I have taught both male and female students together in a non academic setting. Boys don’t participate easily for two reasons. One. Usually a girl had her hand up first to answer anyhow and secondly, boys don’t want to look foolish if their answer is wrong. Again, different types of reactions in mixed sex classrooms amongst adolescent students. At the stage when it all seems to start going wrong.So, more male teachers would be a good start.
This is interesting. When you say high schools are not boy-friendly enough, what can be done to allow boys to achieve success?
I wonder what the rise of female success can be attributed to—(correct me if I’m wrong, but) there have been no drastic changes in education policy to uplift women specifically. The way I see it, these issues are pointing to broader social changes and possibly men’s focuses shifting from academics to other areas (physical fitness, making money, etc).
I would love to know how I can support the men in my life.
Moving topics down to lower grades probably makes it harder for boys to keep up with girls. Moving algebra to 7th grade or moving foreign language to 7th grade to IB probably does not help boys.
First, thank you for being thoughtful in your question, and not attacking. In general, females are more likely to seek safety and structure than males. Males are more likely to seek risk and danger than females. Within safety and structure is the confines of "do this and you get a good grade." This plays more to the female psyche. If you tell a boy, "do this", he will think, "well what happens if I do that instead of this?" I don't know the actual solution but I will liken it to something that was suggested recently concerning creative people.

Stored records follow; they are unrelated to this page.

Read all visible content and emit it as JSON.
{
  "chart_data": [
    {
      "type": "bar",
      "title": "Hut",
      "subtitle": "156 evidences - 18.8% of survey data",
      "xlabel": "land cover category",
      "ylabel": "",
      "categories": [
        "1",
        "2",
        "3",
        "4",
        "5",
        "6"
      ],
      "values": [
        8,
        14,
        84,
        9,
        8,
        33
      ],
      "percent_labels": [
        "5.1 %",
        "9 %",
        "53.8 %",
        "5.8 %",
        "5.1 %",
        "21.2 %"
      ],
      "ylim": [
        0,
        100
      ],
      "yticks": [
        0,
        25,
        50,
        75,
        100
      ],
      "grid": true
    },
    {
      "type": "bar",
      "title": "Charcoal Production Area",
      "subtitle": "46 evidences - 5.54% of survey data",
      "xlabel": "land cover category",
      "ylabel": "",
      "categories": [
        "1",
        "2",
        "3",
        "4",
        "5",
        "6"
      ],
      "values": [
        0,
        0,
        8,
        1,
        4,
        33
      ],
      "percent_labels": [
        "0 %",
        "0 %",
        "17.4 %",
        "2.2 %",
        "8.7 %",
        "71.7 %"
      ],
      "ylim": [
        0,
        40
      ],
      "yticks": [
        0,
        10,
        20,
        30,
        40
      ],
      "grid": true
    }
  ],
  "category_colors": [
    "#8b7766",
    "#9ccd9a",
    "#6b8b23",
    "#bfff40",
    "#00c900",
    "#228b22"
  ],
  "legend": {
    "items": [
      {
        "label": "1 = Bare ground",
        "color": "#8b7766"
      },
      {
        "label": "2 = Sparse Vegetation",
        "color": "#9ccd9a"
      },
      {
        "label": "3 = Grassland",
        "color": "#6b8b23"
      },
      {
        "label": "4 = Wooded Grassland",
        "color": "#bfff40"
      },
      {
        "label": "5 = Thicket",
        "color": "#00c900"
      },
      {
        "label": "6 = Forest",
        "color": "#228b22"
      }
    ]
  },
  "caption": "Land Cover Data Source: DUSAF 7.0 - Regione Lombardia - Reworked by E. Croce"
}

We tell creative people that they have ADHD and need to medicate instead of giving them a creative base from which to learn and allowing the creativity to work in their favor instead of feeling the stigma of taking numbing medication, as if something is wrong. I'll drop the link. https://www.ted.com/talks/sir_ken_robinson_do_schools_kill_creativity
It is clear that boys are doing terribly in school and I believe it relates to something similar. They often think outside the box and current education is still very much inside a box. I'm not suggesting that females don't think outside the box. I'm suggesting that females follow directions well because there is a safety there. When males are given directions, they begin to think of all of the other possibilities, regardless of the risk.
Standardization plays to girls’ strengths. I saw this for years in higher ed.
My best guess is conscientiousness is why girl GPA is higher. The drastic change to education policy to lift up women was likely making homework and project based work I higher percentage of a grade than tests. Girls spend an average of 21 minutes more on homework a day, and that’s likely driven by a lot of boys not doing homework at all, lowering their grades.
https://www.pewresearch.org/short-reads/2019/02/20/the-way-u-s-teens-spend-their-time-is-changing-but-differences-between-boys-and-girls-persist/
This is nothing new. I was the same in the late 1960s when I was in HS.